Deux modèles sont confectionnés, tous les deux moulés à la forme du tibia du joueur : un en polyéthylène (plastique) d’entrée de gamme, pour les enfants notamment (car englobant une plus grande partie de la jambe), et un autre en carbone, fibre de verre ou kevlar pour ajouter de la légèreté. Ainsi, la paire suit le joueur durant toute sa carrière, car elle est parfaitement adaptée à sa morphologie et possède une très bonne résistance grâce aux matériaux employés.
Les protège-tibias sont le seul moyen pour un footballeur de protéger ses outils de travail. Pourquoi ne pourraient-ils pas avoir ce qui se fait de mieux ?
LAURENT MORICEAU
La fabrication des deux types de protège-tibias commence toujours de la même façon, avec une modélisation en 3D (via un scan 3D compatible uniquement avec l’iPad) des jambes du joueur. Un moule des tibias est ensuite fraisé à l’aide d’une machine de pointe, capable de détailler au dixième de millimètre.
Une fois le moule disponible, on y applique le matériau qui en fera une pièce robuste, afin qu’il prenne la forme du tibia. Si les protège-tibias sont en carbone, les couches sont empilées afin d’obtenir la résistance nécessaire. « Les matières sont régulièrement testées. Regarde ce protège-tibia, j’ai passé la soirée d’hier à taper dessus avec une batte de baseball. Il n’a pas bougé. »
Huit heures sous vide d’air sont nécessaires pour sécher la résine sur les couches de matériaux. Une fois sèches, elles sont emmaillotées pour y verser une mélange de résine et les figer, avec pourquoi pas un décor choisi par le joueur. « J’ai mis plusieurs mois à trouver le bon mélange pour la résine. C’est mon secret de fabrication. Mais là aussi, j’utilise des produits normalement employés dans le médical : bas, plastiques, … Le papier employé pour le dessins est aussi spécial, pour faire en sorte de rendre les bonnes couleurs et ne pas baver » ajoute Laurent, tout en évacuant les bulles d’air d’un tibia.
Reste ensuite à y ajouter la mousse pour les tibias. « Ce sont des mousses portées notamment par des malades à fort handicap, permettant à la jambe de respirer. J’ai un bon choix de couleurs et d’épaisseurs. » Les bords sont ensuite polis pour ne pas blesser le porteur.
Chaque paire demande entre deux et trois jours d’attention, d’où un prix élevé qui n’est pas censé effrayer des joueurs attentifs à leur corps : « sur les 350€ environ d’une paire, je ne gagne pas grand chose. Je pourrais les vendre beaucoup plus cher, comme on me le dit souvent. J’utilise les meilleurs matériaux et je me déplace pour scanner les jambes de mes clients. Cette semaine, je vais à Lyon pour l’équipe féminine. » ajoute le patron de Tibevolution.

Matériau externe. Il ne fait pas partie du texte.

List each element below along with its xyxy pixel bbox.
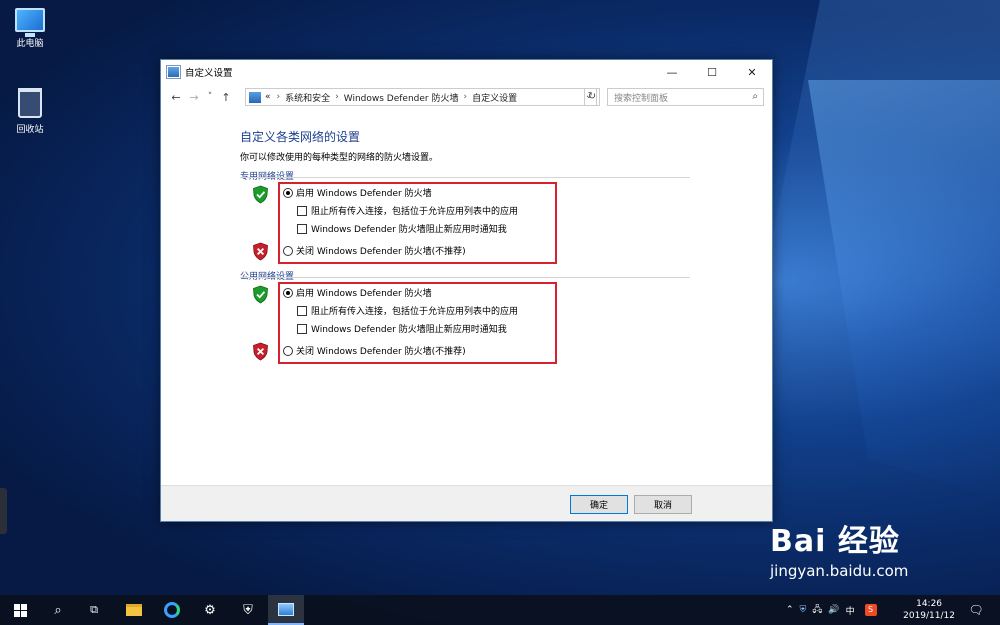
defender-tray-icon[interactable]: ⛨ (800, 605, 807, 615)
breadcrumb-firewall[interactable]: Windows Defender 防火墙 (344, 91, 459, 104)
search-placeholder: 搜索控制面板 (614, 93, 669, 104)
option-label: 关闭 Windows Defender 防火墙(不推荐) (296, 347, 466, 357)
breadcrumb-custom-settings[interactable]: 自定义设置 (472, 91, 517, 104)
baidu-watermark: Bai 经验 jingyan.baidu.com (770, 516, 908, 580)
private-block-option[interactable]: 阻止所有传入连接，包括位于允许应用列表中的应用 (297, 204, 518, 217)
file-explorer-button[interactable] (116, 595, 152, 625)
private-network-title: 专用网络设置 (240, 172, 295, 182)
recent-locations-button[interactable]: ˅ (203, 92, 217, 102)
private-notify-option[interactable]: Windows Defender 防火墙阻止新应用时通知我 (297, 222, 507, 235)
shield-ok-icon (253, 185, 268, 204)
control-panel-icon (278, 602, 294, 616)
side-handle[interactable] (0, 488, 7, 534)
chevron-up-icon[interactable]: ⌃ (786, 605, 794, 615)
option-label: 阻止所有传入连接，包括位于允许应用列表中的应用 (311, 207, 519, 217)
forward-button[interactable]: → (185, 91, 203, 104)
option-label: Windows Defender 防火墙阻止新应用时通知我 (311, 225, 507, 235)
control-panel-icon (166, 65, 181, 79)
settings-button[interactable]: ⚙ (192, 595, 228, 625)
notification-icon: 🗨 (968, 603, 984, 617)
divider (240, 177, 690, 178)
edge-icon (164, 602, 180, 618)
maximize-button[interactable]: ☐ (692, 60, 732, 84)
security-button[interactable]: ⛨ (230, 595, 266, 625)
firewall-settings-window: 自定义设置 — ☐ ✕ ← → ˅ ↑ « › 系统和安全 › Windows … (160, 59, 773, 522)
recycle-bin-icon (18, 88, 42, 118)
folder-icon (126, 604, 142, 616)
private-enable-option[interactable]: 启用 Windows Defender 防火墙 (283, 186, 432, 199)
public-network-title: 公用网络设置 (240, 272, 295, 282)
start-button[interactable] (2, 595, 38, 625)
option-label: 关闭 Windows Defender 防火墙(不推荐) (296, 247, 466, 257)
breadcrumb-system-security[interactable]: 系统和安全 (285, 91, 330, 104)
clock-time: 14:26 (916, 599, 943, 609)
desktop-icon-label: 此电脑 (16, 39, 44, 49)
taskbar: ⌕ ⧉ ⚙ ⛨ ⌃ ⛨ 🖧 🔊 中 S 14:26 2019/11/12 🗨 (0, 595, 1000, 625)
control-panel-taskbar-button[interactable] (268, 595, 304, 625)
sogou-icon[interactable]: S (864, 604, 877, 616)
network-icon[interactable]: 🖧 (812, 602, 822, 618)
shield-warning-icon (253, 242, 268, 261)
system-tray: ⌃ ⛨ 🖧 🔊 中 S (786, 595, 877, 625)
divider (240, 277, 690, 278)
private-disable-option[interactable]: 关闭 Windows Defender 防火墙(不推荐) (283, 244, 466, 257)
public-notify-option[interactable]: Windows Defender 防火墙阻止新应用时通知我 (297, 322, 507, 335)
watermark-brand: Bai 经验 (770, 524, 900, 559)
radio-disable-private[interactable] (283, 245, 293, 256)
clock-date: 2019/11/12 (903, 611, 955, 621)
radio-enable-public[interactable] (283, 287, 293, 298)
page-title: 自定义各类网络的设置 (240, 130, 361, 144)
option-label: 阻止所有传入连接，包括位于允许应用列表中的应用 (311, 307, 519, 317)
minimize-button[interactable]: — (652, 60, 692, 84)
desktop-icon-this-pc[interactable]: 此电脑 (0, 8, 60, 49)
up-button[interactable]: ↑ (217, 91, 235, 104)
title-bar[interactable]: 自定义设置 — ☐ ✕ (161, 60, 772, 84)
address-bar[interactable]: « › 系统和安全 › Windows Defender 防火墙 › 自定义设置… (245, 88, 597, 106)
page-description: 你可以修改使用的每种类型的网络的防火墙设置。 (240, 153, 439, 163)
checkbox-block-private[interactable] (297, 205, 307, 216)
action-center-button[interactable]: 🗨 (958, 595, 994, 625)
option-label: 启用 Windows Defender 防火墙 (296, 289, 432, 299)
search-icon: ⌕ (54, 602, 62, 618)
ok-button[interactable]: 确定 (570, 495, 628, 514)
checkbox-notify-public[interactable] (297, 323, 307, 334)
edge-button[interactable] (154, 595, 190, 625)
option-label: Windows Defender 防火墙阻止新应用时通知我 (311, 325, 507, 335)
search-button[interactable]: ⌕ (40, 595, 76, 625)
cancel-button[interactable]: 取消 (634, 495, 692, 514)
dialog-footer: 确定 取消 (161, 485, 772, 521)
task-view-button[interactable]: ⧉ (76, 595, 112, 625)
computer-icon (15, 8, 45, 37)
gear-icon: ⚙ (204, 602, 216, 618)
breadcrumb-overflow[interactable]: « (265, 92, 271, 102)
clock[interactable]: 14:26 2019/11/12 (903, 598, 955, 622)
close-button[interactable]: ✕ (732, 60, 772, 84)
back-button[interactable]: ← (167, 91, 185, 104)
windows-logo-icon (13, 603, 27, 617)
volume-icon[interactable]: 🔊 (828, 605, 839, 615)
desktop-icon-label: 回收站 (16, 125, 44, 135)
window-title: 自定义设置 (185, 68, 233, 79)
public-disable-option[interactable]: 关闭 Windows Defender 防火墙(不推荐) (283, 344, 466, 357)
refresh-button[interactable]: ↻ (584, 88, 600, 106)
desktop-icon-recycle-bin[interactable]: 回收站 (0, 88, 60, 135)
shield-icon: ⛨ (243, 602, 253, 618)
search-icon: ⌕ (752, 91, 758, 102)
search-input[interactable]: 搜索控制面板 ⌕ (607, 88, 764, 106)
ime-indicator[interactable]: 中 (846, 604, 855, 617)
checkbox-notify-private[interactable] (297, 223, 307, 234)
public-block-option[interactable]: 阻止所有传入连接，包括位于允许应用列表中的应用 (297, 304, 518, 317)
refresh-icon: ↻ (587, 91, 597, 102)
checkbox-block-public[interactable] (297, 305, 307, 316)
shield-ok-icon (253, 285, 268, 304)
radio-enable-private[interactable] (283, 187, 293, 198)
public-enable-option[interactable]: 启用 Windows Defender 防火墙 (283, 286, 432, 299)
task-view-icon: ⧉ (90, 603, 98, 616)
control-panel-icon (249, 91, 261, 103)
radio-disable-public[interactable] (283, 345, 293, 356)
shield-warning-icon (253, 342, 268, 361)
watermark-url: jingyan.baidu.com (770, 562, 909, 580)
option-label: 启用 Windows Defender 防火墙 (296, 189, 432, 199)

Plusieurs joueurs professionnels ont déjà fait confiance à Tibevolution pour réaliser ce qui protège leurs outils de travail. Souvent, ce sont des jeunes joueurs, ayant cerné le bénéfice réel. « Les protège-tibias sont souvent cachés dans les chaussettes, donc les joueurs n’y font pas attention. Ils prennent la paire que leur fournit leur équipementier, mais elle n’est pas souvent adaptée. Elle glisse, elle tourne, ils ajoutent 2 mètres de sparadrap pour la faire tenir. En plus, mes protège-tibias ne remettent pas en cause leur contrat de sponsoring » argumente Laurent.